Permudah Izin, Pengusaha Sambut Wacana Penghapusan IMB

Properti perizinan bisnis properti Omnibus Law Izin Mendirikan Bangunan
Media Indonesia • 01 Oktober 2019 18:33
Jakarta: Pemerintah mengembuskan wacana penghapusan izin mendirikan bangunan (IMB) lantaran banyak pengusaha yang menyalahi izin pembangunan. Sejumlah pihak memberikan respons terhadap wacana tersebut.
 
Wakil Sekretaris Jenderal Dewan Pimpinan Pusat Persatuan Perusahaan Realestat Indonesia (REI) Bambang Eka Jaya menyambut wacana yang mempermudah pengurusan perizinan dalam mendirikan bangunan itu.
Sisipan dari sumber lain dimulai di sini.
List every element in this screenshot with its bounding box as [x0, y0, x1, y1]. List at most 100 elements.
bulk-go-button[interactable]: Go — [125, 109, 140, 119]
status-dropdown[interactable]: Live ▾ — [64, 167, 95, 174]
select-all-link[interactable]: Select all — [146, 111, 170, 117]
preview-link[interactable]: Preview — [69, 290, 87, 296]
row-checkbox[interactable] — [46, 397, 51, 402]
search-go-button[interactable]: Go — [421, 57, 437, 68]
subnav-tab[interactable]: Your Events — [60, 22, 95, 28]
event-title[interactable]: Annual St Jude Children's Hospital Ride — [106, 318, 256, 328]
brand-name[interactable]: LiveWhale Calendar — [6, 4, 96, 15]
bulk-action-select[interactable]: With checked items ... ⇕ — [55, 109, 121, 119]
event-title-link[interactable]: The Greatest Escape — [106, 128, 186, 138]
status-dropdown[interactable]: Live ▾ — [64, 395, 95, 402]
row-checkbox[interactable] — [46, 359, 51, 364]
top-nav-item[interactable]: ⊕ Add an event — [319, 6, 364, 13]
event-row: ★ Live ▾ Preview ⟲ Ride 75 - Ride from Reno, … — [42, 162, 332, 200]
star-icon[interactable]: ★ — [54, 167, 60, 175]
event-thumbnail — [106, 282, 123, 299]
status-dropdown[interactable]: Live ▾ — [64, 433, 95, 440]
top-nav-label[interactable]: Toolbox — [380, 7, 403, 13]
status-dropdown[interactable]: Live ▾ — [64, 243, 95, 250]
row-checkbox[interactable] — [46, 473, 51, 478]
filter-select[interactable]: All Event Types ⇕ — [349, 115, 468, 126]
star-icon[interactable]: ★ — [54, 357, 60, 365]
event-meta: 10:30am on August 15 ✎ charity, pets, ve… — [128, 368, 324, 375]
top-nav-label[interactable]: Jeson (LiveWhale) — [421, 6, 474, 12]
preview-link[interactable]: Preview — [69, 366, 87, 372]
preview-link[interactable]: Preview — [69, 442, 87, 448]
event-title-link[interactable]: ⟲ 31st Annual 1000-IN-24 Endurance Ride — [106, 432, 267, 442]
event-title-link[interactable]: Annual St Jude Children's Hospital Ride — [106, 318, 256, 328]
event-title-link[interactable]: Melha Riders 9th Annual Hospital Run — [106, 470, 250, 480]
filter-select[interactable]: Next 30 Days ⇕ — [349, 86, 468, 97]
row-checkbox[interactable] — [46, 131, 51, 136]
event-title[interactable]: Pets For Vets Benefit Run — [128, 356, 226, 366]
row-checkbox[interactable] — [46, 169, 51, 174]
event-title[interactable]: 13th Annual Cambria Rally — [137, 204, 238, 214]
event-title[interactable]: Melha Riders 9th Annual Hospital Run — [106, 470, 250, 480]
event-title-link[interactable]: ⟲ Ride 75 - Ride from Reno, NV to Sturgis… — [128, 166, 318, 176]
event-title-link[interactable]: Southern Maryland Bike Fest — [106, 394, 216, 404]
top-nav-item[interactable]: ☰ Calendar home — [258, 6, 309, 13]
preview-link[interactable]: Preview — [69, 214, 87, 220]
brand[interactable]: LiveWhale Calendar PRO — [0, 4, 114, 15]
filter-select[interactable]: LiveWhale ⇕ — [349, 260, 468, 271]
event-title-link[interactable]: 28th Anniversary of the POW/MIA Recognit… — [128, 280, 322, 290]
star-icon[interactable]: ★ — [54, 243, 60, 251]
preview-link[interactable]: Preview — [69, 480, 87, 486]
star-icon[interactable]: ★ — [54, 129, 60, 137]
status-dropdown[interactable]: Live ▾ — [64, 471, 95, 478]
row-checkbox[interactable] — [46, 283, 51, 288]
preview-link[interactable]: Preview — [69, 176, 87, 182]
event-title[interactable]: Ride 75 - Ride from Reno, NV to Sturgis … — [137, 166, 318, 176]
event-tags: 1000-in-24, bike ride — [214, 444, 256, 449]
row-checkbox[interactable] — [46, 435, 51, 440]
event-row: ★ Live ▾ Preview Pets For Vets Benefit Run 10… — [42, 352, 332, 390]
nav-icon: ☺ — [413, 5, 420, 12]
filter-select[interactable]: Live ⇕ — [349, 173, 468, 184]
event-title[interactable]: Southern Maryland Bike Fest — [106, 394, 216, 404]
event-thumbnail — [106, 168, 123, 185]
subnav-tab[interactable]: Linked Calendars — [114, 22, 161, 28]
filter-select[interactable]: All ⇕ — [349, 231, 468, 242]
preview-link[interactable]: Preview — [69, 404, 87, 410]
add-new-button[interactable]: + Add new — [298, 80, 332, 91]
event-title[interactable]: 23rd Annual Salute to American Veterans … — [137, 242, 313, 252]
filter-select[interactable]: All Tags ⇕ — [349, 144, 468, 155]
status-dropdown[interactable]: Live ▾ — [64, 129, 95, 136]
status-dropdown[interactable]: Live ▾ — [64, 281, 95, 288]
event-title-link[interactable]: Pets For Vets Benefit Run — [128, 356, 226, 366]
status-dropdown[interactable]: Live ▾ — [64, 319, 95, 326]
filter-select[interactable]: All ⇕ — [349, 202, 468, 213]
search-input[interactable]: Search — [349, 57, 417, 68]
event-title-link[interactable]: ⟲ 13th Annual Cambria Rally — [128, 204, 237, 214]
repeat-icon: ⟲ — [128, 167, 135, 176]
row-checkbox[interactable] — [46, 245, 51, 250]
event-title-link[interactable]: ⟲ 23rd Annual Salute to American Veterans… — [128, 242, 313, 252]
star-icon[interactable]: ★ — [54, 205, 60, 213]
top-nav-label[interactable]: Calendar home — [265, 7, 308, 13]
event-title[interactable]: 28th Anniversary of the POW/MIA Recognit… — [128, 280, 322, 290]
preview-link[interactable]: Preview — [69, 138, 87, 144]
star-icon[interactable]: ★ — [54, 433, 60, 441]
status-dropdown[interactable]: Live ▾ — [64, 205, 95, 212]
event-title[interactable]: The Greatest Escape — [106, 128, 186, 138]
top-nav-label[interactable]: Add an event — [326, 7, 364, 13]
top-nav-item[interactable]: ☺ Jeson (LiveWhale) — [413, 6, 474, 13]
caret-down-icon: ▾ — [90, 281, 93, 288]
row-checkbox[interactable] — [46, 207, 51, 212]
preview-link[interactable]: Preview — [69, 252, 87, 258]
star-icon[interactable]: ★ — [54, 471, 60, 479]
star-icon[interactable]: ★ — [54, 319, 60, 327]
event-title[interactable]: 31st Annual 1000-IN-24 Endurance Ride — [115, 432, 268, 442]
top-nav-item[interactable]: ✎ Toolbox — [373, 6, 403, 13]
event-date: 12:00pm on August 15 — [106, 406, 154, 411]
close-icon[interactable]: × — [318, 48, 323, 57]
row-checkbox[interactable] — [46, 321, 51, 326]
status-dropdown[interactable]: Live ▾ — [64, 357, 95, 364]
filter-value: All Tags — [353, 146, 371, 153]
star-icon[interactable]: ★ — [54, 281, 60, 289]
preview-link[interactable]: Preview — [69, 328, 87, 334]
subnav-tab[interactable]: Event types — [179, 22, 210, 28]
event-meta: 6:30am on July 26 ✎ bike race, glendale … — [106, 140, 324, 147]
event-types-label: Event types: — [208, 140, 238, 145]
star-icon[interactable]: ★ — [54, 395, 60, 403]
Maklum, persoalan perizinan memang menjadi salah satu yang menghambat pertumbuhan sektor properti di Indonesia.
 
"Sejumlah hal yang membuat bisnis properti di Indonesia sulit, salah satunya persoalan perizinan, selain lahan, proses, pendanaan, dan sejumlah faktor lain. Masalah ini harus segera diselesaikan agar proses kita dalam berusaha dapat berjalan lancar," tutur Bambang saat dihubungi.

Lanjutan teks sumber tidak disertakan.